Leggett’s proposal has received a cool reception, with critics saying it won’t fix the selection, delivery and pricing issues that have plagued the department for the past two years.
The County Council has declined to support Leggett’s proposal and on Monday evening council President Nancy Floreen said council members believe Leggett’s proposal doesn’t “offer any genuine advantages.” She said the authority would be far less accountable to county government than the DLC.
Marilyn Balcombe, president and CEO of the Gaithersburg Germantown Chamber of Commerce, said retailers and restaurants in her community would be best served by the private sector.
“This is not about catering to an elite population to ensure access to luxury goods,” Balcombe said. “It is about a county that prides itself on being world class in terms of trying to attract the best and brightest.”
Mike Fratantoni, an economist and Bethesda resident, said he is part of a new group called Voters Opposing Alcohol Laws in Montgomery County that will be raising awareness until the 2018 election to inform voters about “all that is lost to the county and state through this monopoly” in cross-border alcohol sales and about other DLC-related issues.
Even the county employees union—UFCW Local 1994 MCGEO that represents about 350 DLC employees—opposed Leggett’s proposal Monday evening.

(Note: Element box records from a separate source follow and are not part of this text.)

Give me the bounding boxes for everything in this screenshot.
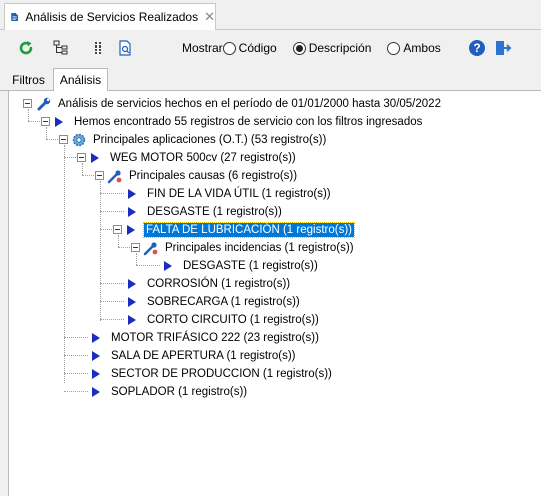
- tree-incidents-label: Principales incidencias (1 registro(s)): [165, 241, 354, 254]
- tree-node-weg-motor[interactable]: WEG MOTOR 500cv (27 registro(s)): [77, 149, 298, 166]
- tree-node-group[interactable]: Principales aplicaciones (O.T.) (53 regi…: [59, 131, 328, 148]
- arrow-icon: [55, 116, 63, 127]
- tree-structure-icon: [53, 40, 68, 55]
- tree-cause-label: CORROSIÓN (1 registro(s)): [147, 277, 291, 290]
- tree-node-cause-item[interactable]: SOBRECARGA (1 registro(s)): [128, 293, 302, 310]
- radio-ambos-circle[interactable]: [387, 41, 401, 55]
- tree-node-incident-item[interactable]: DESGASTE (1 registro(s)): [164, 257, 320, 274]
- document-icon: [11, 13, 19, 21]
- radio-ambos-label: Ambos: [403, 41, 441, 55]
- svg-text:?: ?: [473, 41, 480, 55]
- tree-causes-label: Principales causas (6 registro(s)): [129, 169, 298, 182]
- arrow-icon: [92, 368, 100, 379]
- document-tab[interactable]: Análisis de Servicios Realizados ✕: [4, 3, 216, 30]
- tools-icon: [143, 241, 158, 255]
- exit-button[interactable]: [492, 37, 514, 59]
- tree-node-application[interactable]: SOPLADOR (1 registro(s)): [92, 383, 249, 400]
- radio-codigo[interactable]: Código: [222, 41, 277, 55]
- tree-node-causes[interactable]: Principales causas (6 registro(s)): [95, 167, 299, 184]
- tree-application-label: SALA DE APERTURA (1 registro(s)): [111, 349, 296, 362]
- arrow-icon: [92, 332, 100, 343]
- tree-node-incidents[interactable]: Principales incidencias (1 registro(s)): [131, 239, 356, 256]
- radio-codigo-circle[interactable]: [222, 41, 236, 55]
- mostrar-label: Mostrar: [182, 41, 223, 55]
- columns-icon: [95, 42, 101, 54]
- document-tabstrip: Análisis de Servicios Realizados ✕: [0, 0, 541, 30]
- arrow-icon: [92, 386, 100, 397]
- tree-node-application[interactable]: MOTOR TRIFÁSICO 222 (23 registro(s)): [92, 329, 321, 346]
- tree-cause-label: FIN DE LA VIDA ÚTIL (1 registro(s)): [147, 187, 331, 200]
- tree-application-label: MOTOR TRIFÁSICO 222 (23 registro(s)): [111, 331, 319, 344]
- tree-view-button[interactable]: [50, 37, 72, 59]
- arrow-icon: [128, 278, 136, 289]
- collapse-toggle[interactable]: [41, 117, 50, 126]
- tree-weg-label: WEG MOTOR 500cv (27 registro(s)): [110, 151, 296, 164]
- tree-node-cause-item[interactable]: CORTO CIRCUITO (1 registro(s)): [128, 311, 321, 328]
- arrow-icon: [128, 296, 136, 307]
- tree-summary-label: Hemos encontrado 55 registros de servici…: [74, 115, 423, 128]
- tree-node-cause-item-selected[interactable]: FALTA DE LUBRICACIÓN (1 registro(s)): [113, 221, 355, 238]
- tree-node-cause-item[interactable]: DESGASTE (1 registro(s)): [128, 203, 284, 220]
- collapse-toggle[interactable]: [95, 171, 104, 180]
- radio-descripcion-circle[interactable]: [292, 41, 306, 55]
- tree-cause-label: DESGASTE (1 registro(s)): [147, 205, 282, 218]
- report-button[interactable]: [114, 37, 136, 59]
- document-report-icon: [119, 40, 131, 56]
- analysis-tree: Análisis de servicios hechos en el perío…: [9, 91, 541, 496]
- refresh-icon: [19, 41, 33, 55]
- collapse-toggle[interactable]: [59, 135, 68, 144]
- tree-cause-label: FALTA DE LUBRICACIÓN (1 registro(s)): [143, 221, 355, 238]
- toolbar: Mostrar Código Descripción Ambos ?: [0, 31, 541, 64]
- arrow-icon: [128, 188, 136, 199]
- collapse-toggle[interactable]: [23, 99, 32, 108]
- tree-cause-label: CORTO CIRCUITO (1 registro(s)): [147, 313, 319, 326]
- tree-root-label: Análisis de servicios hechos en el perío…: [58, 97, 441, 110]
- gear-icon: [72, 133, 86, 146]
- tree-node-cause-item[interactable]: CORROSIÓN (1 registro(s)): [128, 275, 292, 292]
- tree-node-cause-item[interactable]: FIN DE LA VIDA ÚTIL (1 registro(s)): [128, 185, 333, 202]
- radio-ambos[interactable]: Ambos: [387, 41, 441, 55]
- refresh-button[interactable]: [15, 37, 37, 59]
- tab-filtros[interactable]: Filtros: [5, 68, 52, 91]
- columns-button[interactable]: [87, 37, 109, 59]
- radio-codigo-label: Código: [238, 41, 277, 55]
- tree-cause-label: SOBRECARGA (1 registro(s)): [147, 295, 300, 308]
- analysis-tree-panel: Análisis de servicios hechos en el perío…: [8, 91, 541, 496]
- tree-incident-label: DESGASTE (1 registro(s)): [183, 259, 318, 272]
- arrow-icon: [128, 314, 136, 325]
- help-icon: ?: [469, 40, 485, 56]
- arrow-icon: [91, 152, 99, 163]
- tree-node-application[interactable]: SALA DE APERTURA (1 registro(s)): [92, 347, 297, 364]
- tree-node-summary[interactable]: Hemos encontrado 55 registros de servici…: [41, 113, 424, 130]
- arrow-icon: [127, 224, 135, 235]
- radio-descripcion-label: Descripción: [308, 41, 372, 55]
- display-mode-group: Mostrar Código Descripción Ambos: [182, 41, 457, 55]
- arrow-icon: [164, 260, 172, 271]
- radio-descripcion[interactable]: Descripción: [292, 41, 372, 55]
- tab-analisis[interactable]: Análisis: [53, 68, 108, 92]
- tree-node-root[interactable]: Análisis de servicios hechos en el perío…: [23, 95, 443, 112]
- exit-icon: [496, 41, 512, 55]
- collapse-toggle[interactable]: [77, 153, 86, 162]
- tree-application-label: SECTOR DE PRODUCCION (1 registro(s)): [111, 367, 332, 380]
- collapse-toggle[interactable]: [113, 225, 122, 234]
- arrow-icon: [128, 206, 136, 217]
- wrench-icon: [37, 97, 51, 110]
- arrow-icon: [92, 350, 100, 361]
- close-tab-icon[interactable]: ✕: [204, 9, 215, 25]
- tree-application-label: SOPLADOR (1 registro(s)): [111, 385, 248, 398]
- collapse-toggle[interactable]: [131, 243, 140, 252]
- tree-node-application[interactable]: SECTOR DE PRODUCCION (1 registro(s)): [92, 365, 334, 382]
- tree-group-label: Principales aplicaciones (O.T.) (53 regi…: [93, 133, 327, 146]
- help-button[interactable]: ?: [466, 37, 488, 59]
- document-tab-title: Análisis de Servicios Realizados: [25, 10, 199, 24]
- inner-tab-strip: Filtros Análisis: [0, 64, 541, 92]
- tools-icon: [107, 169, 122, 183]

Erin Yeagley, a union representative, told legislators that the union is seeking a compromise supported by DLC critics, which the authority proposal lacks.

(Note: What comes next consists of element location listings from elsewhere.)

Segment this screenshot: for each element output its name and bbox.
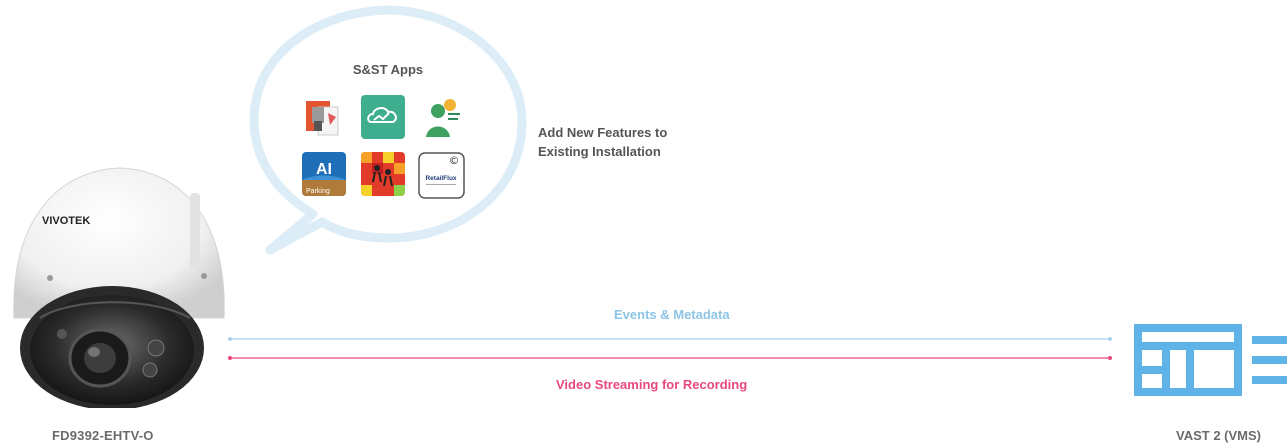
apps-title: S&ST Apps <box>352 62 424 77</box>
person-chart-app-icon <box>420 95 464 139</box>
svg-text:AI: AI <box>316 161 332 178</box>
events-metadata-line <box>228 337 1112 341</box>
camera-image: VIVOTEK <box>13 167 225 408</box>
vms-window-icon <box>1134 324 1287 396</box>
features-description: Add New Features to Existing Installatio… <box>538 123 758 161</box>
svg-text:©: © <box>449 154 460 167</box>
fire-extinguisher-app-icon <box>302 95 346 139</box>
heatmap-people-app-icon <box>361 152 405 196</box>
camera-brand-logo: VIVOTEK <box>42 215 90 227</box>
svg-text:RetailFlux: RetailFlux <box>425 175 456 182</box>
features-line-1: Add New Features to <box>538 125 668 140</box>
svg-text:Parking: Parking <box>306 188 330 195</box>
vms-label: VAST 2 (VMS) <box>1176 428 1261 443</box>
video-streaming-line <box>228 356 1112 360</box>
video-streaming-label: Video Streaming for Recording <box>556 377 748 392</box>
retailflux-app-icon: © RetailFlux <box>418 152 465 199</box>
svg-text:VIVOTEK: VIVOTEK <box>42 215 90 227</box>
camera-model-label: FD9392-EHTV-O <box>52 428 154 443</box>
ai-parking-app-icon: AI Parking <box>302 152 346 196</box>
features-line-2: Existing Installation <box>538 144 661 159</box>
events-metadata-label: Events & Metadata <box>614 307 730 322</box>
cloud-graph-app-icon <box>361 95 405 139</box>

Brian Vasile, owner of Brickside Food & Drink in Bethesda, who also served as a member of the DLC working group that Leggett appointed earlier this year to examine proposals to reform or privatize the department, said that the working group was not given enough time to reach a consensus on a specific proposal.
He also disputed Leggett’s assertion that alcohol-related businesses were satisfied by the department’s operations by pointing to a county survey conducted in October of 144 DLC licensees that showed a majority of the surveyed licensees found DLC’s operations had improved in only one category—ease of ordering—over the past six months.
“This should be proof enough that the system did not work and improvements were not made,” Vasile said.
That survey, however, did find that 40 percent or more of the respondents found selection, delivery, customer service and overall department performance to be “much improved or somewhat improved.”
Ken Loren, the owner of Kenco Beverage Distributors in Williamsport, testified in favor of Leggett’s proposal Monday. He said his business has seen a 9 percent increase in sales this year and that wouldn’t have happened “unless the system is working.”
“In 2015, it was not,” Loren said. “I saw it at its worst.”